Supermarket chain Delhaize will supply animals at the Planckendael park in Mechelen with leftover fruits and vegetables

Feeding time

The subject of food waste comes up from time to time, and there’s no shortage of initiatives to combat the problem, from supermarkets donating to food banks to court cases over dumpster-diving to supermarkets refusing to re-stock shelves with new products before the old ones are sold out.

The latest in a long line of great ideas comes from Delhaize, which will supply the Planckendael animal park in Mechelen with leftover fruits and vegetables for the animals. “We’ve been working for years with food banks and local organisation to share unsold products with people who need help, while fighting the problem of food waste,” a spokesperson for the chain said.
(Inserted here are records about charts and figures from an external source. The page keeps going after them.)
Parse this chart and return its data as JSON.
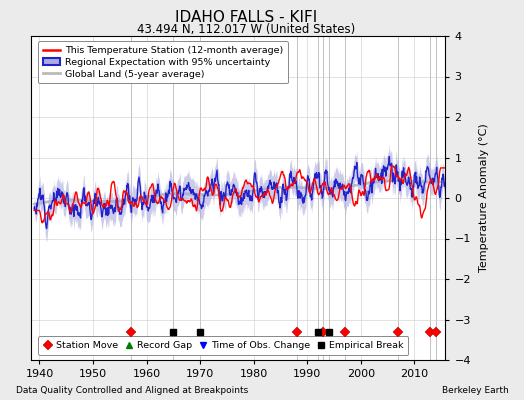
{
  "title": "IDAHO FALLS - KIFI",
  "subtitle": "43.494 N, 112.017 W (United States)",
  "ylabel": "Temperature Anomaly (°C)",
  "xlabel_note": "Data Quality Controlled and Aligned at Breakpoints",
  "source_note": "Berkeley Earth",
  "year_start": 1939,
  "year_end": 2015,
  "ylim": [
    -4,
    4
  ],
  "yticks": [
    -4,
    -3,
    -2,
    -1,
    0,
    1,
    2,
    3,
    4
  ],
  "xticks": [
    1940,
    1950,
    1960,
    1970,
    1980,
    1990,
    2000,
    2010
  ],
  "bg_color": "#ebebeb",
  "plot_bg_color": "#ffffff",
  "station_move_years": [
    1957,
    1988,
    1993,
    1997,
    2007,
    2013,
    2014
  ],
  "empirical_break_years": [
    1965,
    1970,
    1992,
    1994
  ],
  "station_color": "#ff0000",
  "regional_color": "#2222cc",
  "regional_fill": "#aaaadd",
  "global_color": "#bbbbbb",
  "random_seed": 12
}
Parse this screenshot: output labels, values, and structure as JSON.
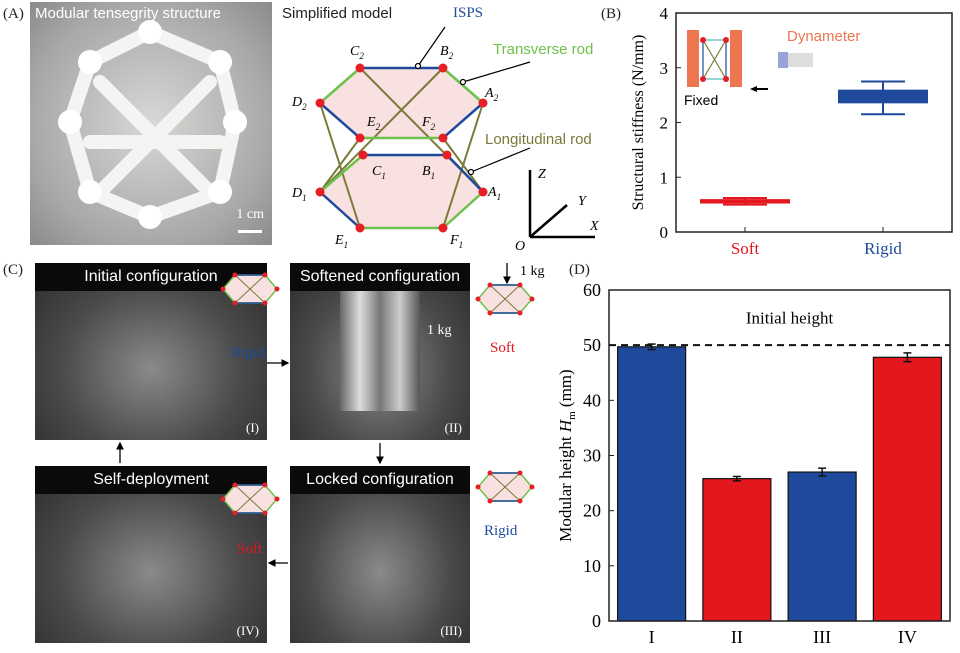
{
  "panels": {
    "a": "(A)",
    "b": "(B)",
    "c": "(C)",
    "d": "(D)"
  },
  "panel_a": {
    "caption": "Modular tensegrity structure",
    "scale": "1 cm"
  },
  "model": {
    "title": "Simplified model",
    "isps": "ISPS",
    "transverse": "Transverse rod",
    "longitudinal": "Longitudinal rod",
    "nodes": {
      "C2": "C",
      "B2": "B",
      "D2": "D",
      "A2": "A",
      "E2": "E",
      "F2": "F",
      "C1": "C",
      "B1": "B",
      "D1": "D",
      "A1": "A",
      "E1": "E",
      "F1": "F"
    },
    "sub2": "2",
    "sub1": "1",
    "axes": {
      "z": "Z",
      "y": "Y",
      "x": "X",
      "o": "O"
    }
  },
  "panel_c": {
    "states": [
      {
        "title": "Initial configuration",
        "roman": "(I)",
        "mode": "Rigid"
      },
      {
        "title": "Softened configuration",
        "roman": "(II)",
        "mode": "Soft",
        "load": "1 kg",
        "load_icon": "1 kg"
      },
      {
        "title": "Locked configuration",
        "roman": "(III)",
        "mode": "Rigid"
      },
      {
        "title": "Self-deployment",
        "roman": "(IV)",
        "mode": "Soft"
      }
    ]
  },
  "colors": {
    "rigid": "#1f4a9c",
    "soft": "#e3171e",
    "transverse": "#6cc24a",
    "longitudinal": "#7a7a3a",
    "node": "#e61e25",
    "dynameter": "#ec7650"
  },
  "chart_data": [
    {
      "type": "box",
      "title": "",
      "ylabel": "Structural stiffness (N/mm)",
      "ylim": [
        0,
        4
      ],
      "yticks": [
        0,
        1,
        2,
        3,
        4
      ],
      "categories": [
        "Soft",
        "Rigid"
      ],
      "boxes": [
        {
          "name": "Soft",
          "q1": 0.52,
          "q3": 0.6,
          "median": 0.55,
          "min": 0.5,
          "max": 0.62,
          "color": "#e3171e"
        },
        {
          "name": "Rigid",
          "q1": 2.35,
          "q3": 2.6,
          "median": 2.45,
          "min": 2.15,
          "max": 2.75,
          "color": "#1f4a9c"
        }
      ],
      "inset": {
        "dynameter": "Dynameter",
        "fixed": "Fixed"
      }
    },
    {
      "type": "bar",
      "ylabel": "Modular height H",
      "ylabel_sub": "m",
      "ylabel_unit": " (mm)",
      "ylim": [
        0,
        60
      ],
      "yticks": [
        0,
        10,
        20,
        30,
        40,
        50,
        60
      ],
      "categories": [
        "I",
        "II",
        "III",
        "IV"
      ],
      "values": [
        49.7,
        25.8,
        27.0,
        47.8
      ],
      "errors": [
        0.5,
        0.4,
        0.7,
        0.8
      ],
      "colors": [
        "#1f4a9c",
        "#e3171e",
        "#1f4a9c",
        "#e3171e"
      ],
      "reference": {
        "value": 50,
        "label": "Initial height"
      }
    }
  ]
}
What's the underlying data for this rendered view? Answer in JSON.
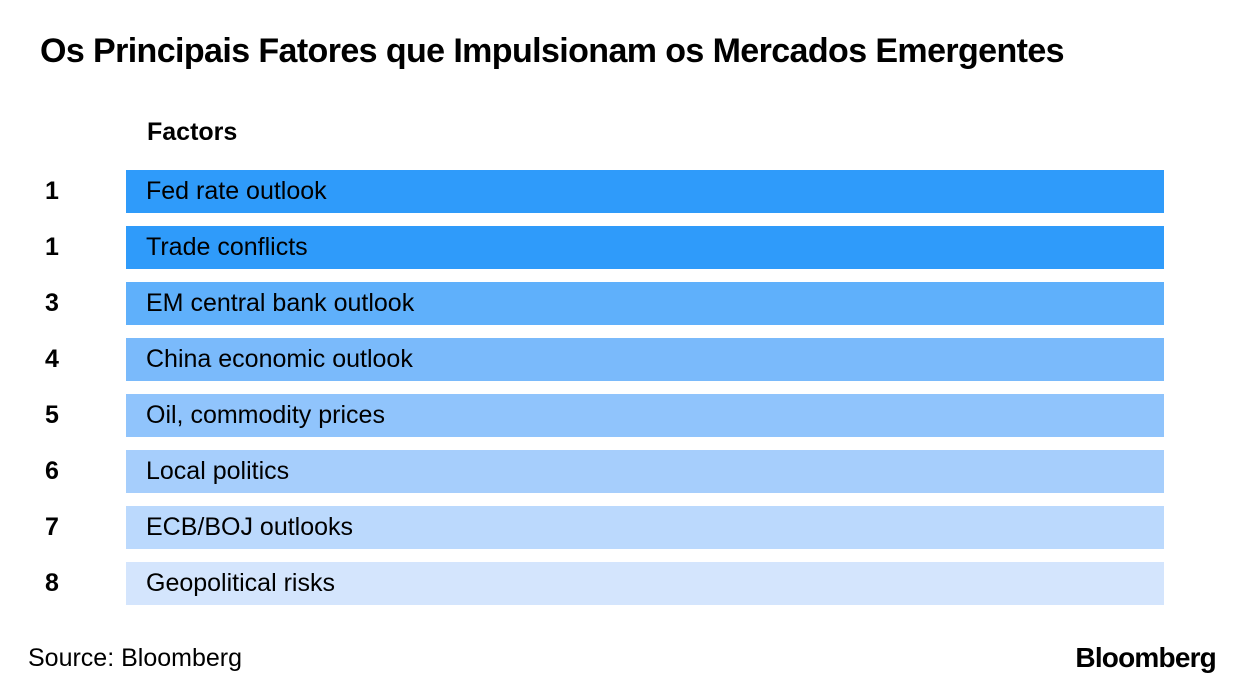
{
  "meta": {
    "background_color": "#ffffff",
    "text_color": "#000000"
  },
  "header": {
    "title": "Os Principais Fatores que Impulsionam os Mercados Emergentes"
  },
  "chart_data": {
    "type": "bar",
    "orientation": "horizontal",
    "title": "Os Principais Fatores que Impulsionam os Mercados Emergentes",
    "column_header": "Factors",
    "categories": [
      "Fed rate outlook",
      "Trade conflicts",
      "EM central bank outlook",
      "China economic outlook",
      "Oil, commodity prices",
      "Local politics",
      "ECB/BOJ outlooks",
      "Geopolitical risks"
    ],
    "values": [
      1,
      1,
      3,
      4,
      5,
      6,
      7,
      8
    ],
    "value_meaning": "rank (1 = most important; two factors tied at rank 1)",
    "bar_style": "all bars equal full length; fill shade encodes rank from dark to light",
    "rows": [
      {
        "rank": "1",
        "label": "Fed rate outlook",
        "color": "#2F9BFA"
      },
      {
        "rank": "1",
        "label": "Trade conflicts",
        "color": "#2F9BFA"
      },
      {
        "rank": "3",
        "label": "EM central bank outlook",
        "color": "#5FB0FB"
      },
      {
        "rank": "4",
        "label": "China economic outlook",
        "color": "#7ABAFB"
      },
      {
        "rank": "5",
        "label": "Oil, commodity prices",
        "color": "#90C4FC"
      },
      {
        "rank": "6",
        "label": "Local politics",
        "color": "#A6CEFC"
      },
      {
        "rank": "7",
        "label": "ECB/BOJ outlooks",
        "color": "#BBD9FD"
      },
      {
        "rank": "8",
        "label": "Geopolitical risks",
        "color": "#D4E5FD"
      }
    ],
    "legend": null,
    "grid": false
  },
  "footer": {
    "source": "Source: Bloomberg",
    "logo": "Bloomberg"
  }
}
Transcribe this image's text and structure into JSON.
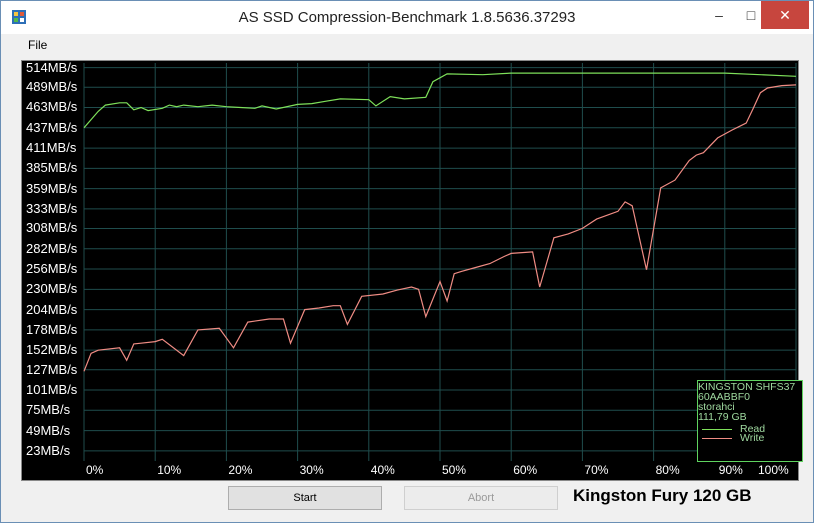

The company’s priority remains aid to humans, but there are categories that the federal food safety agency has decreed many not be passed on for human consumption, such as products that are expired.

In the case of Planckendael, the produce is over-ripe or bruised, for example, which doesn’t appeal to humans. An elephant, however, is less likely to be picky.  The plan aims to deliver 20 tonnes of fruit and vegetables a year – which would otherwise end up in landfill – and forms part of the supermarket’s target to find a good home by 2020 for 100% of all food waste.